Bundeskanzlerin Angela Merkel forderte Russland und die syrische Regierung auf, die Angriffe einzustellen. "Alle müssen verstehen – und das gilt vor allem für das Assad-Regime und auch für Russland –, dass die Verschlechterung der humanitären Situation natürlich die Möglichkeit, auch politische Gespräche zum Erfolg zu führen, noch einmal verringert", sagte Merkel.

Regierungssprecher Steffen Seibert sagte, die Regierungen, die für die Angriffe auf Aleppo verantwortlich seien, "die scheinen ein Scheitern der Bemühungen um eine politische Lösung in Kauf zu nehmen". Ein Sprecher des Auswärtigen Amts ergänzte, "dass die Art und Weise, wie Russland militärisch in diesen Konflikt in Syrien eingreift, nicht wirklich hilfreich ist". Auch Nato-Generalsekretär Jens Stoltenberg warf Russland vor, den Konflikt mit seinen Bombardements gegen Rebellen anzuheizen.

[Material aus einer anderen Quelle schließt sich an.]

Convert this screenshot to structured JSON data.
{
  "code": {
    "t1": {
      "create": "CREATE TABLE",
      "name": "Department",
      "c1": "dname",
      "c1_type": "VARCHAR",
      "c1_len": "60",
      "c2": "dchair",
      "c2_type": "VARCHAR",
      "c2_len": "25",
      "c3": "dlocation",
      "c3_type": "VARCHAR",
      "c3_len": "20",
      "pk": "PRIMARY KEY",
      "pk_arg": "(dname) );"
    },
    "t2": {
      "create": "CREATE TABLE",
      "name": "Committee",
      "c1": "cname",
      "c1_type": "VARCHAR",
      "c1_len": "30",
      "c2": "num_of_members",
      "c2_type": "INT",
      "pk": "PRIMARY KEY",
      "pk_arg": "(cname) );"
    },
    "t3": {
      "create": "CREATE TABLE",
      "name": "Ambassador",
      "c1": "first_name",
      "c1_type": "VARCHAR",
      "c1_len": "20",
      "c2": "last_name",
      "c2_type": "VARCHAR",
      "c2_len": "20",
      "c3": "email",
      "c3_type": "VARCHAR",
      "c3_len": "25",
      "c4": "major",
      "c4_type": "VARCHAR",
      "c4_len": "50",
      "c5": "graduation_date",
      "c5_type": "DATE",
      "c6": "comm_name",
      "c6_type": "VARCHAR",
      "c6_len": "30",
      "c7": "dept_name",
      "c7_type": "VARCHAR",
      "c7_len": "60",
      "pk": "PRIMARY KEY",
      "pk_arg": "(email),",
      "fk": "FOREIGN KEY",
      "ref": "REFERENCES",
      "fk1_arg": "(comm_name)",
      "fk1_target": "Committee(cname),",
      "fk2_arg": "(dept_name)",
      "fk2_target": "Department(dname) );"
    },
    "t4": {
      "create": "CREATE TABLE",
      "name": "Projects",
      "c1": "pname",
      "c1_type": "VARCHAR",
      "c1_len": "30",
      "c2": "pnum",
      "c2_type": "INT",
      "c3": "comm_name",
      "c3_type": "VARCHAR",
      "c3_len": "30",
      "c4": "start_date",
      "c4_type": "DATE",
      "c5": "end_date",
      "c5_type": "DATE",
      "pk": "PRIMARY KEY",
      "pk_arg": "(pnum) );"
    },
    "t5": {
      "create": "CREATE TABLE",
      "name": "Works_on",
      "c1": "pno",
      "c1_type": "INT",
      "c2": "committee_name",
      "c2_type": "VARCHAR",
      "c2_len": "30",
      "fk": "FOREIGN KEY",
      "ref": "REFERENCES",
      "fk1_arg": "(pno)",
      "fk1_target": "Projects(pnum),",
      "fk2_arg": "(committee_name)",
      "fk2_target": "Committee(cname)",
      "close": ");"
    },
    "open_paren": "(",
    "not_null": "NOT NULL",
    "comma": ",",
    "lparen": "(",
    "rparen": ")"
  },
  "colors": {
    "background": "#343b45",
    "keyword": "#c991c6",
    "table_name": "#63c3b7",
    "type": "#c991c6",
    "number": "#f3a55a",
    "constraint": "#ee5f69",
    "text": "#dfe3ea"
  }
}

Russland wies die Schuldzuweisungen zurück. Die Regierung in Moskau setze sich für eine friedliche Lösung des Konflikts ein, unterstütze die syrische Regierung aber im Kampf gegen den Terrorismus, hieß es vonseiten der Regierung. Die russische Luftwaffe unterstützt seit Ende September eine Offensive der syrischen Regierungstruppen mit Raketen- und Bombenangriffen. Der Westen wirft Russland vor, dabei auch Kämpfer der gemäßigten Opposition zu beschießen.

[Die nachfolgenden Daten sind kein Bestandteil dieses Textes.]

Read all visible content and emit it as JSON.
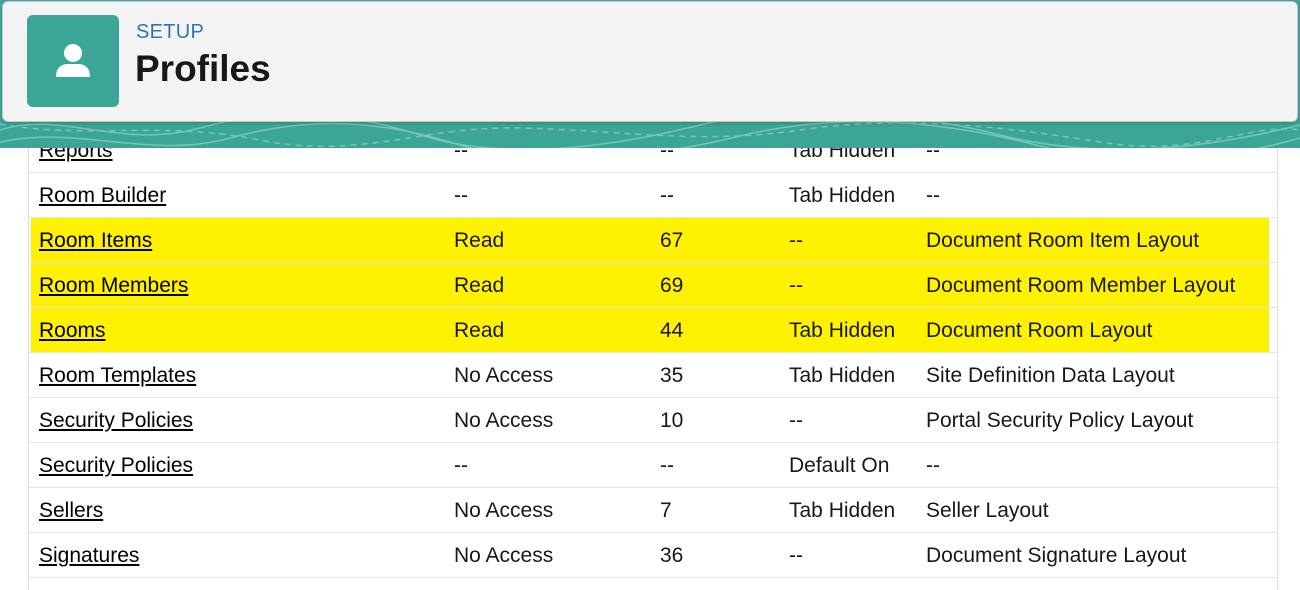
{
  "header": {
    "section": "SETUP",
    "title": "Profiles",
    "icon": "user-icon",
    "accent": "#3ba597"
  },
  "highlight_color": "#fff200",
  "rows": [
    {
      "name": "Reports",
      "access": "--",
      "count": "--",
      "tab": "Tab Hidden",
      "layout": "--",
      "highlighted": false
    },
    {
      "name": "Room Builder",
      "access": "--",
      "count": "--",
      "tab": "Tab Hidden",
      "layout": "--",
      "highlighted": false
    },
    {
      "name": "Room Items",
      "access": "Read",
      "count": "67",
      "tab": "--",
      "layout": "Document Room Item Layout",
      "highlighted": true
    },
    {
      "name": "Room Members",
      "access": "Read",
      "count": "69",
      "tab": "--",
      "layout": "Document Room Member Layout",
      "highlighted": true
    },
    {
      "name": "Rooms",
      "access": "Read",
      "count": "44",
      "tab": "Tab Hidden",
      "layout": "Document Room Layout",
      "highlighted": true
    },
    {
      "name": "Room Templates",
      "access": "No Access",
      "count": "35",
      "tab": "Tab Hidden",
      "layout": "Site Definition Data Layout",
      "highlighted": false
    },
    {
      "name": "Security Policies",
      "access": "No Access",
      "count": "10",
      "tab": "--",
      "layout": "Portal Security Policy Layout",
      "highlighted": false
    },
    {
      "name": "Security Policies",
      "access": "--",
      "count": "--",
      "tab": "Default On",
      "layout": "--",
      "highlighted": false
    },
    {
      "name": "Sellers",
      "access": "No Access",
      "count": "7",
      "tab": "Tab Hidden",
      "layout": "Seller Layout",
      "highlighted": false
    },
    {
      "name": "Signatures",
      "access": "No Access",
      "count": "36",
      "tab": "--",
      "layout": "Document Signature Layout",
      "highlighted": false
    },
    {
      "name": "",
      "access": "",
      "count": "",
      "tab": "",
      "layout": "",
      "highlighted": false
    }
  ]
}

Syrien-Friedensgespräche in der kommenden Woche

Die ausgesetzten Syrien-Friedensgespräche sollen am Donnerstag – einen Tag vor dem Start der Münchner Sicherheitskonferenz – wieder in Gang gebracht werden. In der bayerischen Landeshauptstadt ist eine Syrien-Verhandlungsrunde im sogenannten Wiener Format mit Vertretern aus fast 20 Staaten geplant. Das Auswärtige Amt geht davon aus, dass auch die Außenminister Saudi-Arabiens und des Irans teilnehmen werden. Es wäre die erste Begegnung von Regierungsvertretern der beiden zerstrittenen Regionalmächte seit dem Abbruch der diplomatischen Beziehungen Anfang Januar.

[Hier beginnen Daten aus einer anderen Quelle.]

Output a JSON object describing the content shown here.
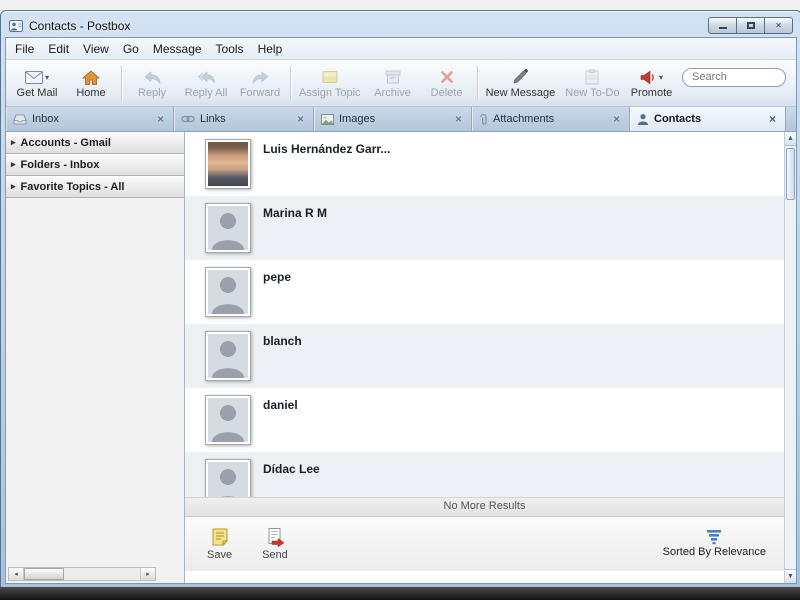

Derweil sehen die USA die Zahl der Kämpfer der Terrormiliz "Islamischer Staat" (IS) in Syrien und im Irak wegen militärischer Erfolge schrumpfen. Das Weiße Haus geht eigenen Angaben zufolge von bis zu 25.000 aus – in vorherigen Schätzungen war von bis zu 31.500 bewaffneten IS-Extremisten in beiden Ländern die Rede. Im Kampf gegen die Dschihadisten hatte sich Saudi-Arabien am gestrigen Donnerstag sogar bereit gezeigt, Bodentruppen zu entsenden.